Japan’s Suga to Decide Friday on Tokyo Virus Emergency Extension
(Bloomberg) -- Japanese Prime Minister Yoshihide Suga said he would decide Friday on extending a state of emergency for Tokyo and three other regions, as he tries to stem a surge in Covid-19 infections ahead of the capital hosting the Olympics from July.
Suga told reporters Thursday he would first consult an expert panel on details including the length of time and the regions to be covered. He was speaking after local leaders called for restrictions to stay in place as infections are putting strains on some medical systems.
Tokyo Governor Yuriko Koike told reporters earlier in the day the extension was needed, adding she would propose keeping the restrictions in place until the end of May. Three prefectures surrounding the capital will also seek to retain some restrictions.
The state of emergency that took effect from April 25 covered Tokyo and the western prefectures of Osaka, Kyoto and Hyogo. It had been scheduled to end May 11.
Osaka Governor Hirofumi Yoshimura, who has overseen record daily case numbers in the prefecture in recent weeks, also said he had no option but to call for an extension. Kyodo News cited officials as saying that the state of emergency for Tokyo and the three regions could be extended by about two weeks or a month.
Japan’s third state of emergency came amid a surge in cases that was putting pressure on the health care system in areas that make up about a quarter of the country’s population. While economists have expressed fears it could drag on consumption, virus cases have not fallen substantially since it came into effect.
Under emergency regulations, bars and restaurants were banned from selling alcohol and fans were excluded from major sporting events.
“The number of infections hasn’t turned downward, and neither has the number of serious cases,” Koike told reporters, speaking on the current emergency state. “Even taking into account the time lag, we can’t predict what will happen.”

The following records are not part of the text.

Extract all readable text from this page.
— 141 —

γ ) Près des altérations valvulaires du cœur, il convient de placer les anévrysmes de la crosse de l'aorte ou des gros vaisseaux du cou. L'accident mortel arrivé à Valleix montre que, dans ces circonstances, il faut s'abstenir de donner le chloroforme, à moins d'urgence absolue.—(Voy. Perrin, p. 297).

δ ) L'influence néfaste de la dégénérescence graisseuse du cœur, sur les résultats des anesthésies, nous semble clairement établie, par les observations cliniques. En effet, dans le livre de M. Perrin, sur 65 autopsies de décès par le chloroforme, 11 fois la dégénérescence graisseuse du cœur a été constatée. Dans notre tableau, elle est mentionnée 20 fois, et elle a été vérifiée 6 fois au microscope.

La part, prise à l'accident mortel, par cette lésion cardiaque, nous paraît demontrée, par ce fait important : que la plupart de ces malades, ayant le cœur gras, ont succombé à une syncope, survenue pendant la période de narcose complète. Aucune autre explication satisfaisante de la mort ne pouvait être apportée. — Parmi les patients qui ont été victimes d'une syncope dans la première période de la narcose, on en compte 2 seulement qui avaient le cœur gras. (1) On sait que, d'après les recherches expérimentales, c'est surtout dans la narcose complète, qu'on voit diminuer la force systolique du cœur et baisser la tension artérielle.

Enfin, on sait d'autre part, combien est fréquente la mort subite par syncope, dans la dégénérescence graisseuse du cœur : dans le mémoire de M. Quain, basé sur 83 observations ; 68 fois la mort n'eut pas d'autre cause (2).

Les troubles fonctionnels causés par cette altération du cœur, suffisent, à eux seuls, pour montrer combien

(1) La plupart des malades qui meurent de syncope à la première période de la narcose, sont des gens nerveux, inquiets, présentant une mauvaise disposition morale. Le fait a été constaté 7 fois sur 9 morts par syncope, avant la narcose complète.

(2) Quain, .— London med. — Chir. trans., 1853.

While opinion polls have shown the majority of Japanese voters want the Olympics postponed or canceled, Suga has repeatedly said he wants to press ahead with the event, which is set to open July 23. A visit by International Olympic Committee President Thomas Bach that had been planned for later this month, however, will be reviewed and could be canceled if the emergency is extended, broadcaster TV Asahi said, citing an Organizing Committee source.
Japan has contained virus infections relatively well by comparison with the U.S. and much of Europe, but its vaccine rollout has been slow, meaning the government has few tools at its disposal to control the pandemic. Although businesses can be fined for disobeying emergency regulations, there are no penalties for individuals.
While Suga thanked the public for restricting travel during the Golden Week series of public holidays that has just ended, public broadcaster NHK said mobile phone data indicated that the number of people going out was more than twice that seen during Japan’s first state of emergency last year.